My plea to operators when I am pitching to them has been to communicate that they are playing an infinite game and being combative about price would not achieve the intended goal of doing business with their counterpart. In the end a transaction is an input to the outcome of moving goods, how well one transacted comes secondary to have the goods moved in a satisfactory manner.
Instead when operating in the market they could interact with counterparts with their own strategy in play. The rules of engagement are on other attributes but price of transaction, which is a function of timing, competition and economical conditions of the market. The goal is to transact with counterparts that are willingly agreeing to your terms and benefiting from the transaction.
Infinite players cannot say when their game began, nor do they care. They do not care for the reason than their game is not bounded by time. Indeed, the only purpose of the game is prevent it from coming to an end, to keep everyone in play.
You as a player want the other counterpart players to benefit from transacting with you as you want to continue the game and flourish as a business. The goal is to grow, not win a finite game and lose a counterpart (folding as a business) as a consequence.
So going back to our example of the grocer shipper and trucking company transacting for a shipment in the spot market.
They communicate all their requirements to their counterparts through price. If the price works, they will transact.

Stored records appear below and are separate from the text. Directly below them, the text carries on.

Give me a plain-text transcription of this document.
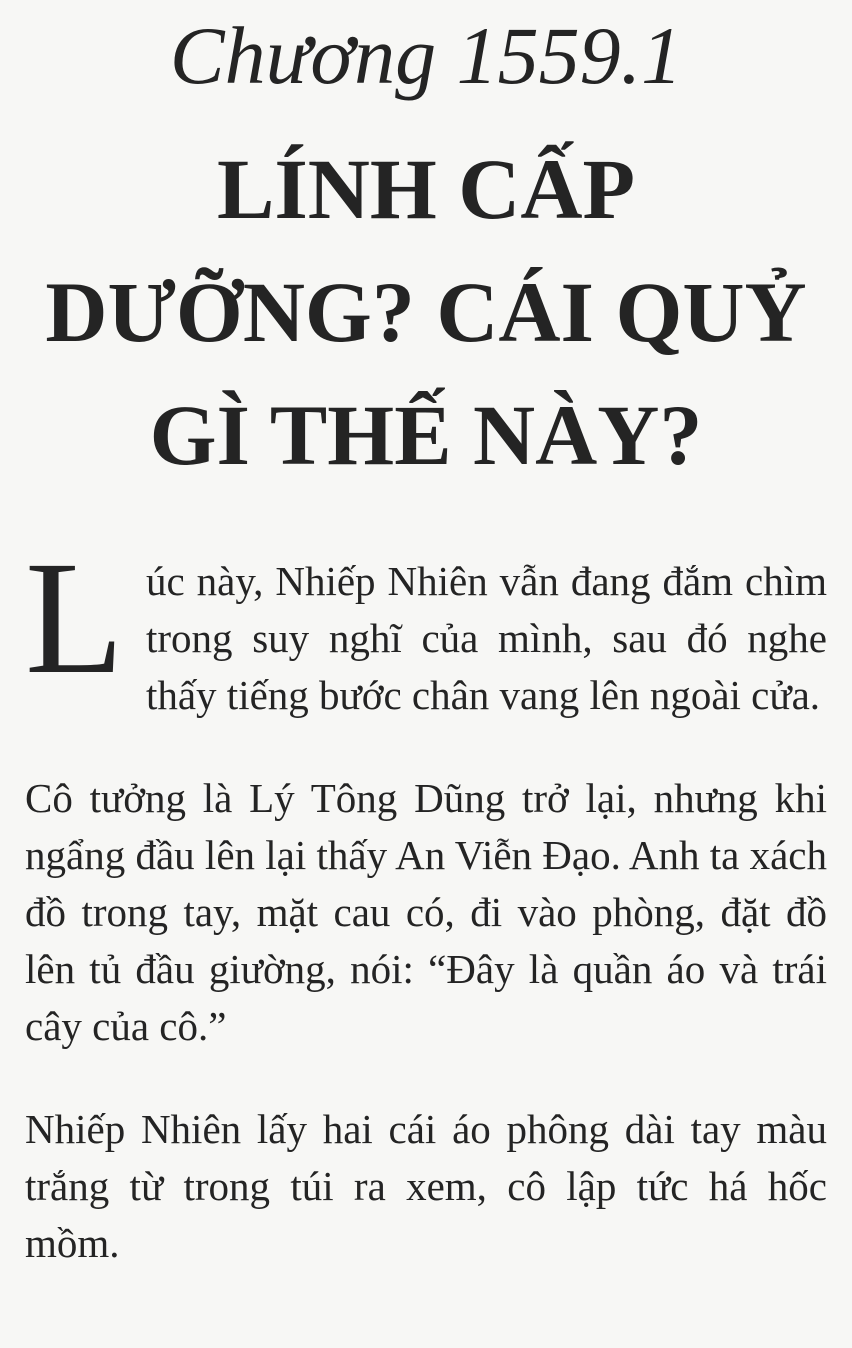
Chương 1559.1
LÍNH CẤP
DƯỠNG? CÁI QUỶ
GÌ THẾ NÀY?

Lúc này, Nhiếp Nhiên vẫn đang đắm chìm trong suy nghĩ của mình, sau đó nghe thấy tiếng bước chân vang lên ngoài cửa.

Cô tưởng là Lý Tông Dũng trở lại, nhưng khi ngẩng đầu lên lại thấy An Viễn Đạo. Anh ta xách đồ trong tay, mặt cau có, đi vào phòng, đặt đồ lên tủ đầu giường, nói: “Đây là quần áo và trái cây của cô.”

Nhiếp Nhiên lấy hai cái áo phông dài tay màu trắng từ trong túi ra xem, cô lập tức há hốc mồm.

One last comment before we wrap up, platforms should be developed to facilitate transactions where all counterparts can play their infinite game. But like I said previously, often I hear the rhetoric of winners and losers by product people and marketers.
Round up
Two factions in secondary market of freight in North America
Optimising for price without focusing on close carriers pools will always be chaotic and fraud prone.If you booked a carrier because they came at the target price even though you never interacted with them before, things need some rejigging. …
I wrote this piece sometime back on LinkedIn. This is specifically catering to the secondary market, i.e a broker finding capacity from a small fleet owner, to move a shipment. The counterparts of fleet owners are aplenty to number of brokers.
The finite game is to fix the price and find any fleet owner moving the freight. Brokers continue to do this and think why freight market is cyclical in nature ( eventually the number of fleet owners relatively reduce as they loose playing the finite game). And my spiel to anyone and everyone who might listen, play the infinite game.
As James says in the end of the book, “There is but one infinite game”.
Links that resonated
This week are two links connected to one another. You can ask help from anyone in the world by showcasing them you are a serious person and worth helping. The odds of getting help are higher when you do both.
One heuristic to remember is that help is about people before it is about projects. When you ask for help from someone, their helping your project is predicated on them wanting to help you. So, you should make it clear that you are someone worth helping. One of the strongest ways to show that you’re worth helping is to demonstrate that you are a serious person
It just seemed so obvious to me that a serious life is a life well-lived, and it’s always been weird to me how uncommon this perspective really is
Sign off
I have written how one should approach product building as a beat reporter. Collecting field reports till you build a theory, in the domain or market where product lives.

Go to market messaging is a lot like standup comedy. You start with open mics as a preparation for your set, the audience laugh determines whether it landed well. You keep working on it till you get the perfect delivery and the loudest laugh.

The last 6 months of my life was trying to perform the same set (message) to prospects, customers and audiences of events. This issue is the written version of the message.
I hope you found this finite and infinite framing useful for your business decisions going forward.